Published on January 27, 2013 at 11:00 PM | by Philippe Baghdassarian


Why Sonic Failed and Mario Won

Before I begin I want to say that I’m a bit of a Sega fanboy. I’ve owned every single console Sega has ever made except the Sega Master System since I was too young at the time it came out.

The fact that Mario won and Sonic failed is unfortunately not debatable, the numbers speaks for themselves. The big question is why? So, let’s look at a few points.

When fast paced is too fast paced


As a kid I loved the fast paced gameplay Sonic gave me. When I visited friends and played Mario it just looked so boring, I wanted to run like a crazy mofo and finish the whole stage within a minute. For someone that grew up with it I guess that’s fine. But what about people who grew up playing Mario? I’ve had many friends look at me playing Sonic 2 and tell me “it was just too fast paced and they didn’t understand what was happening”. Mario, on the other hand, is more casual and everyone can play it, young or old. Accessibility is an important part of a video game and Sonic might be out of reach for people who are used to the Nintendo gameplay style.

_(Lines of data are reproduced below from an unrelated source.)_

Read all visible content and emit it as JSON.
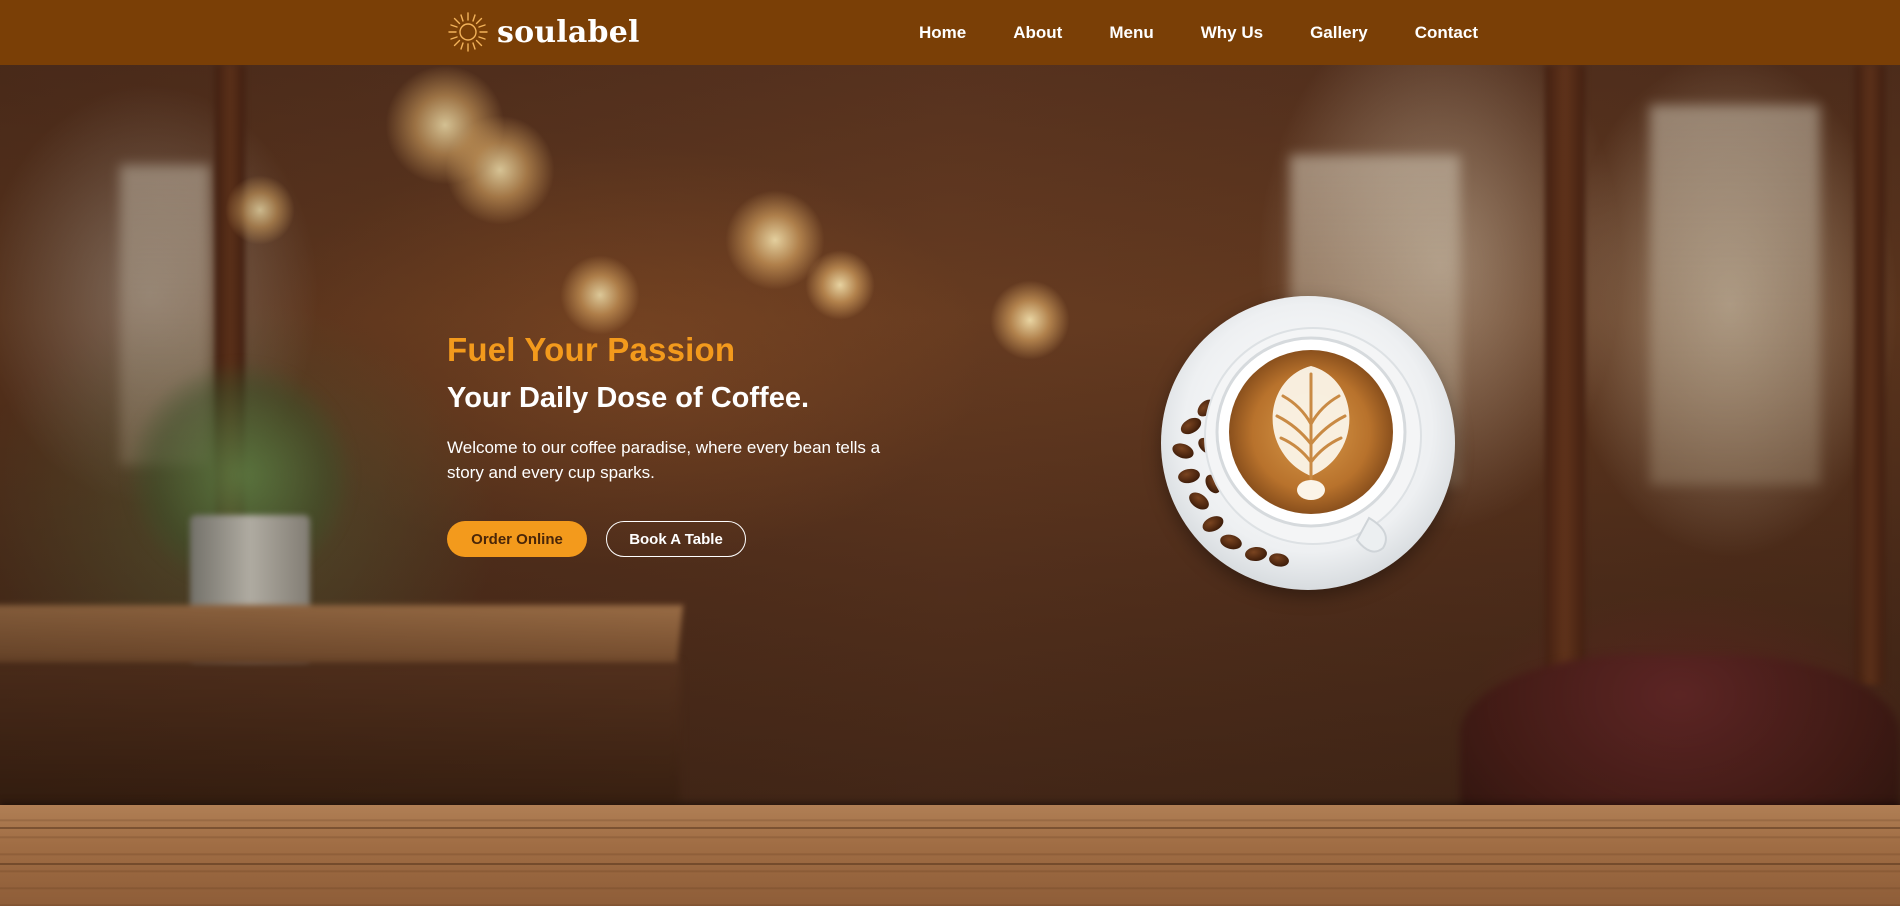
{
  "brand": {
    "name": "soulabel",
    "logo_icon": "sun-icon"
  },
  "nav": {
    "items": [
      {
        "label": "Home"
      },
      {
        "label": "About"
      },
      {
        "label": "Menu"
      },
      {
        "label": "Why Us"
      },
      {
        "label": "Gallery"
      },
      {
        "label": "Contact"
      }
    ]
  },
  "hero": {
    "tagline": "Fuel Your Passion",
    "title": "Your Daily Dose of Coffee.",
    "description": "Welcome to our coffee paradise, where every bean tells a story and every cup sparks.",
    "primary_button": "Order Online",
    "secondary_button": "Book A Table",
    "image": "latte-art-coffee-cup"
  },
  "colors": {
    "navbar_bg": "#7a3f06",
    "accent": "#f39a1c",
    "text_light": "#ffffff"
  }
}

Staying True to their brand


Sega always tried to “update” Sonic by making him hipper and cooler. After all, that was their market, Sonic has always been cooler than Mario but why change a winning formula? In my opinion, that was a really bad marketing call and one of the main reasons for Sonic games performing poorly in the last few years.

Sega retiring from Console manufacturing Market


After the Saturn Sega had a hard time to keep up with the Market. It’s no secret that the Sega Saturn was not a hit outside of Japan. The console was quickly over-powered by the Playstation which sold 100,000 consoles in its first week, whereas the Saturn only sold 80,000 consoles in its first three months.

After the Saturn, Sega attempted to leap forward with the Dreamcast but the popularity of the Nintendo 64 already had the console struggling at launch. The Playstation 2 later completely killed the Dreamcast and Sega unfortunately had to retire from the console market.

Why does that matter to Sonic? Sega obviously lost a lot of money on the Dreamcast and Saturn and were unable to produce high quality Sonic titles for quite a while.

Some recomforting thoughts

Sonic has been performing better recently, Sonic Colors and Generations both received good scores from critics and players alike. So, as they say, the battle might have been won, but the war is not over.

Tags: sonic, mario, sega

About the Author

Phil is the Founder of and loves MMOs and RPGs, his favorite series is The Elder Scrolls.

  • Wixely Holmes

    I think your article is very naive.

    The reason “sonic failed” is because Sega lost developers willing to make games for their platforms.
    Developers stopped trusting them, and eventually so did the consumers.
    Sega released tons of peripherals for the Genesis and developers couldn’t keep up with all the technology. When they noticed how “short term” the platforms were (see 32X and the Sega CD), they just flat out couldn’t risk dedicating years to it because the platform would become obsolete so quickly. The Dreamcast was the last straw, it was so soon after the abandonment of the Saturn that developers just stopped signing agreements. The blow was too big for Sega to recover.

    Sega went… too fast.

    Since that debacle, they have never ever been the same. At that stage we can safely say Sega died. The quality of the sonic games have gone so low they have slim chance of recovering without taking some insane risk that could run themselves into the ground. We may never see a good sonic again.